As it becomes more and more clear that the end is approaching, and that there is not much we can do to halt its approach; as sea levels rise and storms get more frequent, as competition for resources increases to the point of wars over water rights, for example; we are likely to see humanity turn even more self-centered and ugly than it already is.  It is natural survival instinct at play.

But we can rise above our natural instincts.  We can choose to behave not from fear, but from love.  It will take immense moral courage, and it will take supportive community.  It will take adjusting our needs, so that we take into account the needs of other species and not just our own.

For instance, “For Kingsnorth, the notion that technology will stave off the most catastrophic effects of global warming is not just wrong, it’s repellent — a distortion of the proper relationship between humans and the natural world and evidence that in the throes of crisis, many environmentalists have abandoned the principle that “nature has some intrinsic, inherent value beyond the instrumental.” If we lose sight of that ideal in the name of saving civilization, he argues, if we allow ourselves to erect wind farms on every mountain and solar arrays in every desert, we will be accepting a Faustian bargain.” (Smith, 4/17/14)

People will need a forum in which to be honest about their sense of dread and loss.

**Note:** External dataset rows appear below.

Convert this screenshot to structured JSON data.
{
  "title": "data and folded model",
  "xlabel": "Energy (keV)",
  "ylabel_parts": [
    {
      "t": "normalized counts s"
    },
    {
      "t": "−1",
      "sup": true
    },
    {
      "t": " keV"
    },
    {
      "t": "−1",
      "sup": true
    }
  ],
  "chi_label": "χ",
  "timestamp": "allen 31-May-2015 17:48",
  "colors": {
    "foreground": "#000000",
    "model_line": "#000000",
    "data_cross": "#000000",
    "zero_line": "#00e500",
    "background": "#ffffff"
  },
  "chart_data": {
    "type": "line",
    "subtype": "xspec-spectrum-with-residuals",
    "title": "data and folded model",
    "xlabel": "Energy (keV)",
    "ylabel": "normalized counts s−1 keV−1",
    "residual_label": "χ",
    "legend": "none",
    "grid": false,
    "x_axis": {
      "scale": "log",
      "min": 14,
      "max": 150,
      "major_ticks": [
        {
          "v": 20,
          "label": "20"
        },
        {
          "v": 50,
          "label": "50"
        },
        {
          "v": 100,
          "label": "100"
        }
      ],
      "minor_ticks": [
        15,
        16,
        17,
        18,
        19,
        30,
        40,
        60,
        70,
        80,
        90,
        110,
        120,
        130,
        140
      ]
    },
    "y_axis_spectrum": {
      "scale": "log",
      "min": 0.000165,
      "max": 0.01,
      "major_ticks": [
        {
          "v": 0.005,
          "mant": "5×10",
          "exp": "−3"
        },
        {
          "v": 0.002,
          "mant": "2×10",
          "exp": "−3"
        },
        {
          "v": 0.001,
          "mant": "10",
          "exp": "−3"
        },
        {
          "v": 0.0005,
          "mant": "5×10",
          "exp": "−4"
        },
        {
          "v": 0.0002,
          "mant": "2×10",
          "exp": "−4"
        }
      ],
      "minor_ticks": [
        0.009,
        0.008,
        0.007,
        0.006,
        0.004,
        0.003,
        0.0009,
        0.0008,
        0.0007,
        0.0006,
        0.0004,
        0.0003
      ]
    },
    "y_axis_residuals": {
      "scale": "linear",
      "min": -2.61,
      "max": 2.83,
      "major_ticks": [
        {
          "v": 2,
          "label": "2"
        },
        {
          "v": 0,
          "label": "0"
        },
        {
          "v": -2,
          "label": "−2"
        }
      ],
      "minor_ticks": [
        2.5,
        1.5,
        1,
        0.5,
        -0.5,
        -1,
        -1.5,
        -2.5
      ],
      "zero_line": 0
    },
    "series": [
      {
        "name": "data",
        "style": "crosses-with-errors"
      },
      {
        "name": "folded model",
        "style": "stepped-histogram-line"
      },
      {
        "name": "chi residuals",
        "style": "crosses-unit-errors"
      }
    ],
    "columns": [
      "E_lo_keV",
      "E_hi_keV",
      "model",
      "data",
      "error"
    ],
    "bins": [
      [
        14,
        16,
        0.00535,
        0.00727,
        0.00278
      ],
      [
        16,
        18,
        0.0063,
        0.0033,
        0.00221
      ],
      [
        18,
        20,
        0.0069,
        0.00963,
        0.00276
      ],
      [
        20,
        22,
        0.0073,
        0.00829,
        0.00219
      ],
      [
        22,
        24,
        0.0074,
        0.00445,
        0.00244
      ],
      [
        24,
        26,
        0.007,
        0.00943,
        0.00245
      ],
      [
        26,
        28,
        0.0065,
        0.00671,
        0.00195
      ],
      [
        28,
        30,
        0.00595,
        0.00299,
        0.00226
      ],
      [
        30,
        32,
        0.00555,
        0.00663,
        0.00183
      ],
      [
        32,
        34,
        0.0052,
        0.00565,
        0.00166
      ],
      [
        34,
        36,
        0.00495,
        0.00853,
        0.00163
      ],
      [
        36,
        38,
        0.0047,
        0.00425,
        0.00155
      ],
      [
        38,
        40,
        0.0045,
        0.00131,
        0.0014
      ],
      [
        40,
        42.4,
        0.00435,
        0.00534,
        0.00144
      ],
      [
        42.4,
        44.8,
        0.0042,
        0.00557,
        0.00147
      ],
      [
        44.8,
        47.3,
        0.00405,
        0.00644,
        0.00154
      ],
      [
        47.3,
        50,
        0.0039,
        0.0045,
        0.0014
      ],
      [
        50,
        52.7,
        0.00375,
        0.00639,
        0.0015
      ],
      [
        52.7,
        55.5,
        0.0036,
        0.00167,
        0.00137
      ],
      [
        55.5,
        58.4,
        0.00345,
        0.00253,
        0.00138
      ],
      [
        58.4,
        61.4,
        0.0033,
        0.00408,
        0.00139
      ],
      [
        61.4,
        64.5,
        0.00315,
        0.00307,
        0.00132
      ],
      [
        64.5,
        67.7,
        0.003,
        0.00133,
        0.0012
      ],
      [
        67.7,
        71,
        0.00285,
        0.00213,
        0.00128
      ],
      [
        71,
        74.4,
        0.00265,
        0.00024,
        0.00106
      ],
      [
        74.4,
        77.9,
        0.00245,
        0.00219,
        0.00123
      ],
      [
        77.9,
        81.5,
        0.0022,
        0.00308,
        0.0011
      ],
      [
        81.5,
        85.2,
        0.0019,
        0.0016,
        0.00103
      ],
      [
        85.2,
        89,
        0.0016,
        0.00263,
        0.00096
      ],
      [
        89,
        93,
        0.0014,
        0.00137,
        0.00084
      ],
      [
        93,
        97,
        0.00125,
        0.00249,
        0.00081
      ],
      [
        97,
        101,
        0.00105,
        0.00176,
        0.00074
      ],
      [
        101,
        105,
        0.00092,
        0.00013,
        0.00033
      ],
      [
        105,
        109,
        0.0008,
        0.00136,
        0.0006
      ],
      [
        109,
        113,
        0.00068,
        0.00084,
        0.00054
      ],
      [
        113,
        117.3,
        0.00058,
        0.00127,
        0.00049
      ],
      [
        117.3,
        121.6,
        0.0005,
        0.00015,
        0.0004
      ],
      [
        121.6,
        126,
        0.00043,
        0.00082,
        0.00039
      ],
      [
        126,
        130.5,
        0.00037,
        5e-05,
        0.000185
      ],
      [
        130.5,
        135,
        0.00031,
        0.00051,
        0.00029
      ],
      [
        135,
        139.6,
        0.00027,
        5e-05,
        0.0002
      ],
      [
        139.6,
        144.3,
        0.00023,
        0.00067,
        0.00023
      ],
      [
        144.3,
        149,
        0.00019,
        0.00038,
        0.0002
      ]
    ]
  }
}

Faced with ecological collapse, there has to be a space in which we can grieve.   As the changes accelerate, as the losses accumulate, we will need to confront the reality of our situation, and the resulting feelings.  We will need to grieve, and we will need to do it together.   Our Unitarian Universalist congregations can offer such a forum.

In order to be in right relationship with the Earth, we need to ask her forgiveness.  Something like what the author of our reading did for the deer by the side of the road.

Dear Earth, We apologize for the system, our system, of people and machines and industries that are bringing about this meaningless destruction.  We apologize for the indifference, which we all share, that is bringing about this mutilation.  We apologize to our children and our children’s children, and the offspring of other species as well that we have brought this about.

Meanwhile, we keep doing all we can to honor the inherent worth and dignity of the natural world, we practice a reverence for life, we continue to find beauty in the world, even at sunset.  We continue, above all, to act from love, with nobility, generosity and beauty, recognizing our place in the interdependent web and accepting, with humility and grace, our situation.  There is still beauty and there is still meaning, and there is still much to do to make the world less bad.  Please join me in that work.